Huskies can be prone to hip dysplasia, ectopy (displacement of the urethra), and eye issues such as juvenile cataracts. Although not usually recommended for apartments, they can live in apartments if well trained and properly exercised. Because of their heavy coats, these dogs prefer cool climates. One has to use common sense with respect to maintaining them in the heat by providing adequate shade and air conditioning. This breed prefers to live in packs, so it’s a good idea for your Husky to have a canine friend. Their life expectancy is 12 to 15 years.
Breed owner stories – A rescue named Skye
By Michéle Kruger
I was fostering for African Tails in 2012 when I was offered a four-month-old Husky puppy to foster. Skye was found wondering the streets at Century City. She was skin and bones, weighing only 7.3kg, and covered in fleas and ticks. I knew I had to help.
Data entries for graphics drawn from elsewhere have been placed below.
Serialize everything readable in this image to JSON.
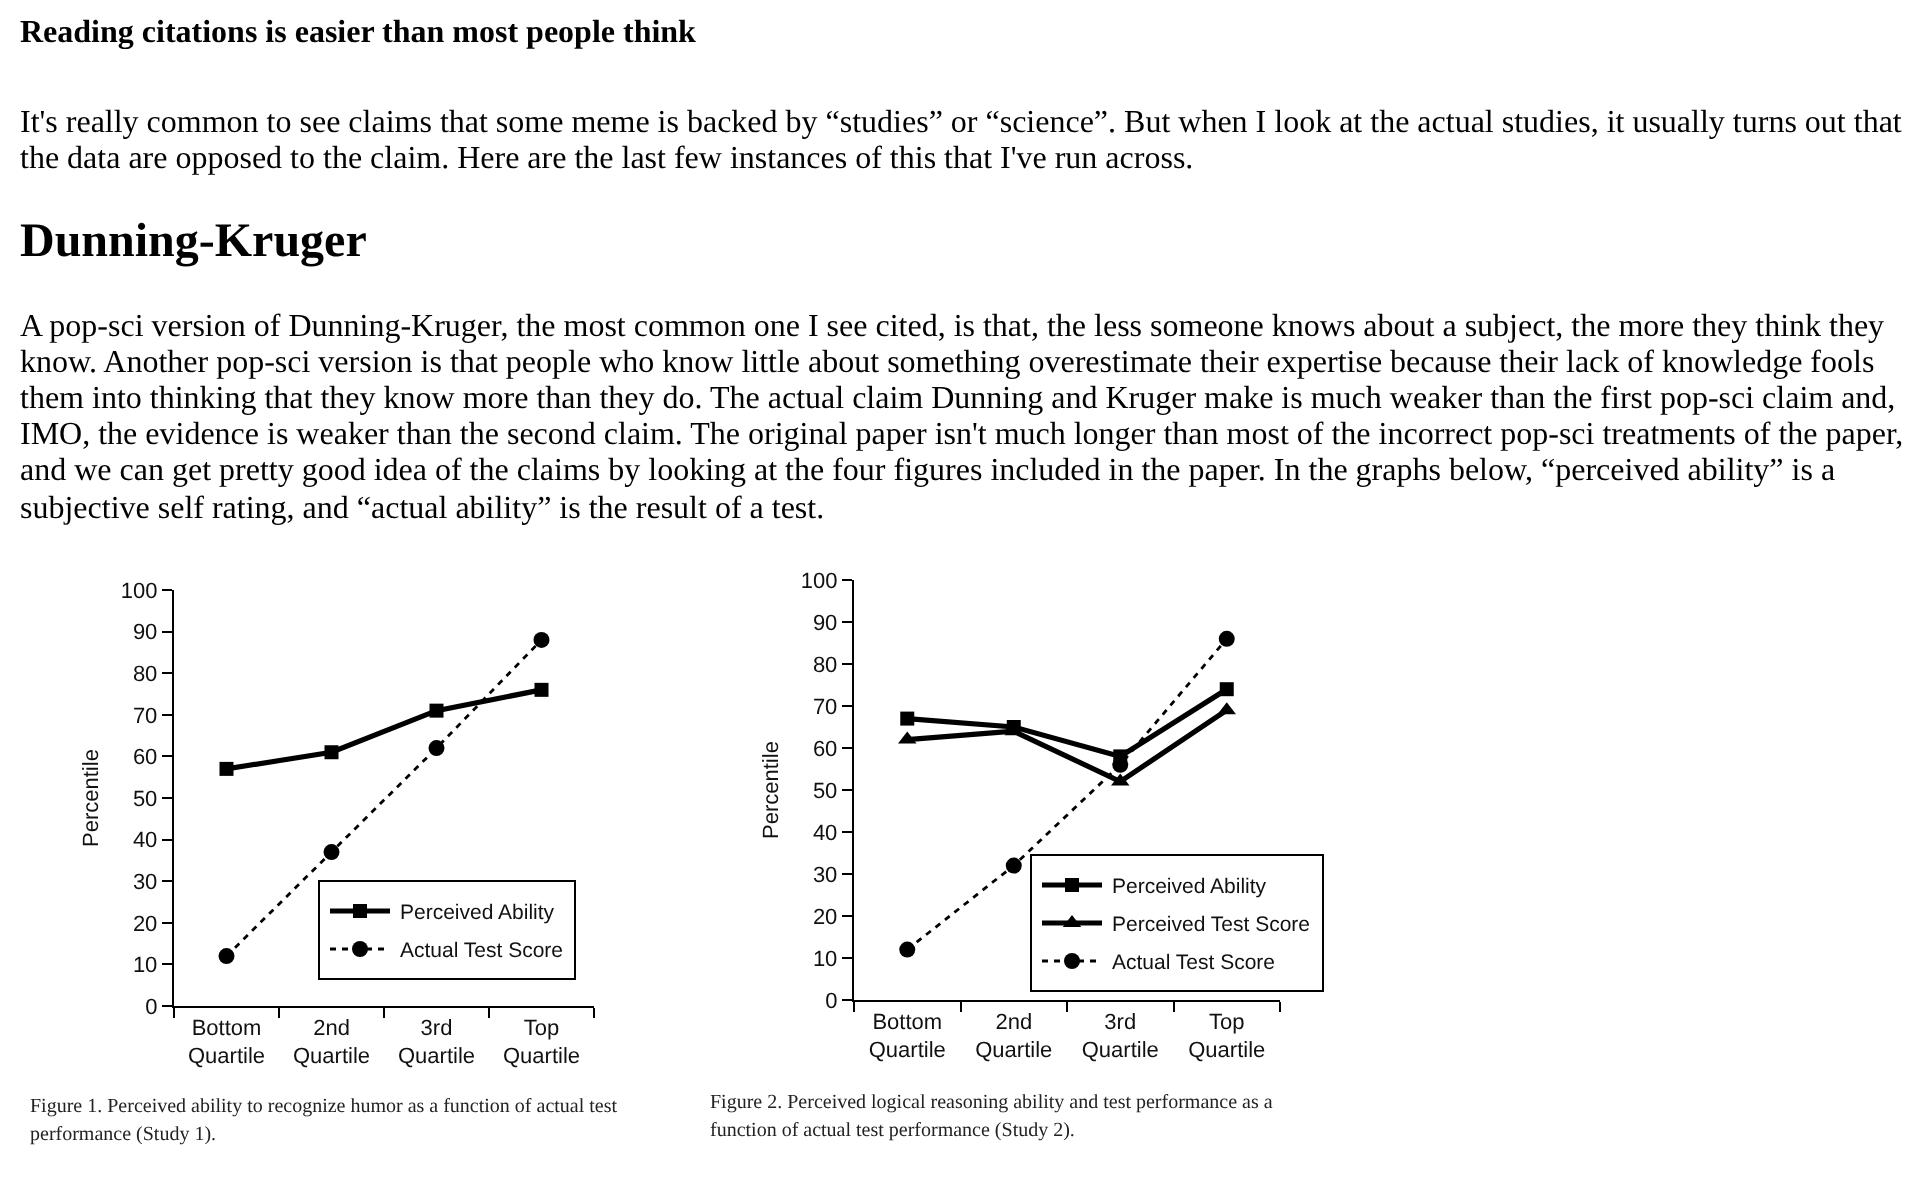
{
  "chart_data": [
    {
      "type": "line",
      "ylabel": "Percentile",
      "categories": [
        "Bottom Quartile",
        "2nd Quartile",
        "3rd Quartile",
        "Top Quartile"
      ],
      "ylim": [
        0,
        100
      ],
      "yticks": [
        0,
        10,
        20,
        30,
        40,
        50,
        60,
        70,
        80,
        90,
        100
      ],
      "legend": "bottom right",
      "series": [
        {
          "name": "Perceived Ability",
          "color": "#000000",
          "marker": "square",
          "line_style": "solid",
          "values": [
            57,
            61,
            71,
            76
          ]
        },
        {
          "name": "Actual Test Score",
          "color": "#000000",
          "marker": "circle",
          "line_style": "dotted",
          "values": [
            12,
            37,
            62,
            88
          ]
        }
      ],
      "annotations": [
        "Reading citations is easier than most people think",
        "It's really common to see claims that some meme is backed by “studies” or “science”. But when I look at the actual studies, it usually turns out that\nthe data are opposed to the claim. Here are the last few instances of this that I've run across.",
        "Dunning-Kruger",
        "A pop-sci version of Dunning-Kruger, the most common one I see cited, is that, the less someone knows about a subject, the more they think they\nknow. Another pop-sci version is that people who know little about something overestimate their expertise because their lack of knowledge fools\nthem into thinking that they know more than they do. The actual claim Dunning and Kruger make is much weaker than the first pop-sci claim and,\nIMO, the evidence is weaker than the second claim. The original paper isn't much longer than most of the incorrect pop-sci treatments of the paper,\nand we can get pretty good idea of the claims by looking at the four figures included in the paper. In the graphs below, “perceived ability” is a\nsubjective self rating, and “actual ability” is the result of a test.",
        "Figure 1. Perceived ability to recognize humor as a function of actual test\nperformance (Study 1)."
      ]
    },
    {
      "type": "line",
      "ylabel": "Percentile",
      "categories": [
        "Bottom Quartile",
        "2nd Quartile",
        "3rd Quartile",
        "Top Quartile"
      ],
      "ylim": [
        0,
        100
      ],
      "yticks": [
        0,
        10,
        20,
        30,
        40,
        50,
        60,
        70,
        80,
        90,
        100
      ],
      "legend": "bottom right",
      "series": [
        {
          "name": "Perceived Ability",
          "color": "#000000",
          "marker": "square",
          "line_style": "solid",
          "values": [
            67,
            65,
            58,
            74
          ]
        },
        {
          "name": "Perceived Test Score",
          "color": "#000000",
          "marker": "triangle",
          "line_style": "solid",
          "values": [
            62,
            64,
            52,
            69
          ]
        },
        {
          "name": "Actual Test Score",
          "color": "#000000",
          "marker": "circle",
          "line_style": "dotted",
          "values": [
            12,
            32,
            56,
            86
          ]
        }
      ],
      "annotations": [
        "Figure 2. Perceived logical reasoning ability and test performance as a\nfunction of actual test performance (Study 2)."
      ]
    }
  ]
}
When Skye arrived at our home, she had food aggression, was scared, had received no house training or knew what a lead was. Due to her lack of weight gain, I took Skye to the vet weekly, where she was diagnosed with Giardia and an intestinal problem. Life has changed so much for her over the past six months and, yes, I became a “foster failure”, meaning that I decided to keep her. Skye shares a home with two fur sisters (two cats), 14 fish and two young children, with whom she is brilliant. She is truly the most loving, gentle, amazing dog. Skye enjoys walking, playing, digging, chewing and singing. She even has her own special Hound Sleeper bed (plus four couches now) and a huge garden in which she can run to her heart’s content. She loves walks in The
Sanctuary Greenbelt, chasing the birds, digging for moles (she’s even been able to catch one), and mushing on the beautiful Sunrise Beach with her Husky family pack – 20 of them sometimes, which is truly a remarkable experience. Unconditional love, patience and understanding are what a rescue needs, and in return an unbreakable
bond between human and dog is formed, not for a few minutes or a few years, but for eternity.